Em anos recentes, tivemos “Trivisa” (2016), de Hong Kong; “Mr. Long” (2017), do Japão; “The Shadow Play” (2019), da China de Lou Ye; e o antológico sul-coreano “Time to Hunt”, hoje na Netflix. Este ano, o posto foi (bem) ocupado por “Limbo”, realizado pelo ator e cineasta de Macau Soi Cheang, responsável pela franquia “The Monkey King”, iniciada em 2014.

A estética “hongkonger” transborda de cada plano de perseguições e acertos de contas estilizados até o osso, numa montagem que, por vezes, desacelera e granula o quadro, de modo a dar-nos uma sinestesia ainda mais cálida. Há uma caçada, numa escorregadia rampa repleta de farrapos e restos de cordas, que ferve a adrenalina da longa-metragem nas alturas.

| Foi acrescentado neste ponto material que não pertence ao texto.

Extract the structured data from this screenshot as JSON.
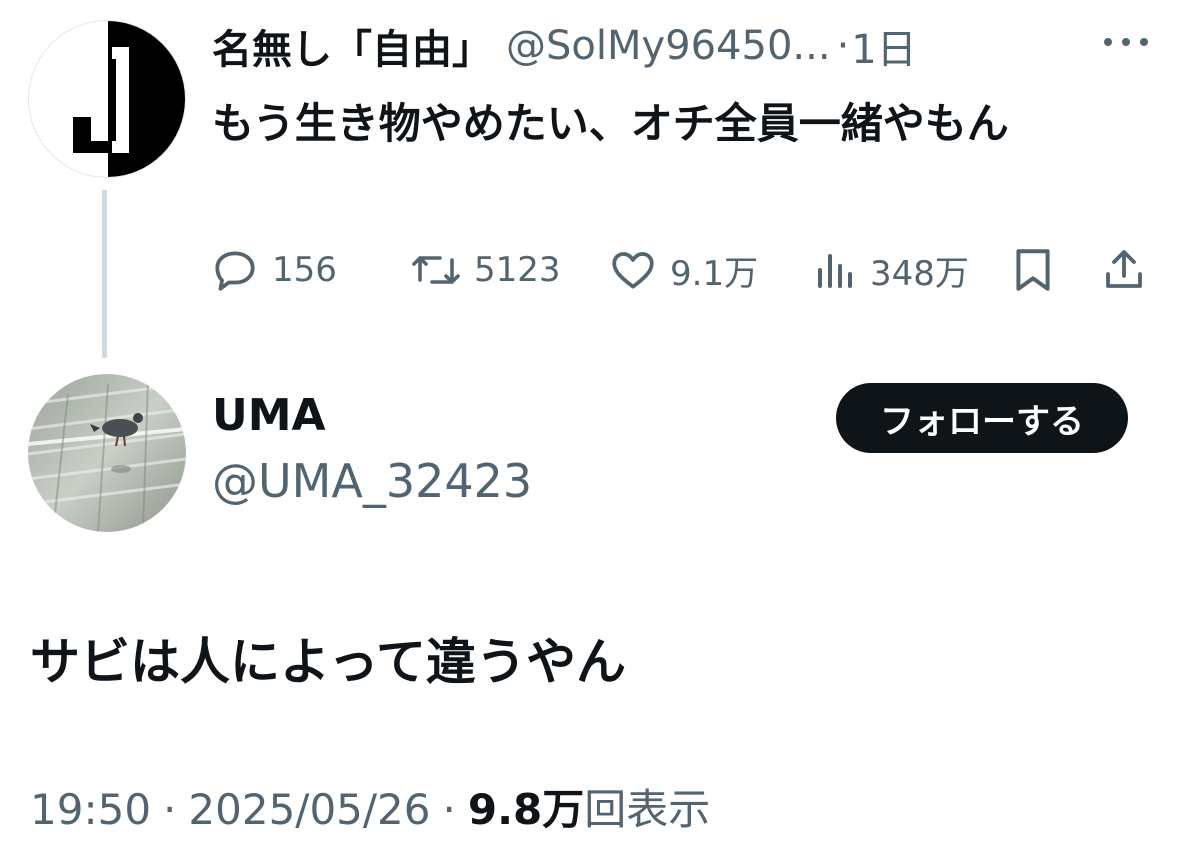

Mas o grande achado desta atração bruta da Berlinale Specials 2021 está na composição da fotografia de Cheng Siu Keung, pontuada por um uso omnipresente do P&B que remete ao cinema noir de Hollywood dos anos 1940. Ambiguidade, a palavra essencial desse género, é empregada em cada frase fílmica deste espetáculo monocromático no qual uma vingança pessoal mistura-se com a busca a um psicopata. Mas a Hollywood aqui presente é menos a da elegância de Sam Spade (o detetive de Humphrey Bogart em “Relíquia Macabra”) e mais o da truculência de Mike Hammer em “O Beijo Fatal” (“Kiss Me Deadly”, 1955).


Na trama filmada por Cheang (sem muitos exibicionismos nos movimentos de câmara e com cortes secos na montagem), o novato Will Ren (Mason Lee, de “Lucy”) e o veterano policia Cham Lau (o óptimo Lam Ka Tung) perseguem um serial killer que barbariza mulheres. Para atrair este estripador cujo fetiche é amputar as mãos das suas vítimas, essa dupla vai precisar de uma isca, por mais antiético que seja. É aí que entra em cena a figura de Wong To (Liu Cya), que tem uma dívida com criminosos locais e precisa limpar o nome. Mas essa jovem mulher é ao mesmo tempo imprevisível e insubordinada e vai dando conta, a cada investigação de que participa, que pode ser a nova vítima do Norman Bates amputador, o que a leva a burlar os interesses da Polícia. Mas há um agravante a mais: Cham Lau quer acertar contas com a jovem que atropelou asua mulher. E essa obsessão vai levá-lo ao descontrole, complicando a missão e criando problemas com o devotado Will Ren.

Numa panela de pressão de egos, Cheang faz um delicado estudo de personagens, ao mesmo tempo em que promove a cartografia de uma cidade adoentada pelas drogas e pela injustiça. A presença de uma pistola velha na mão de Cham Lau dá à sua personagem um ar vintage, que contagia todo o filme. Não é nenhum Johnny To ou nenhum John Woo, mas faz jus à tradição.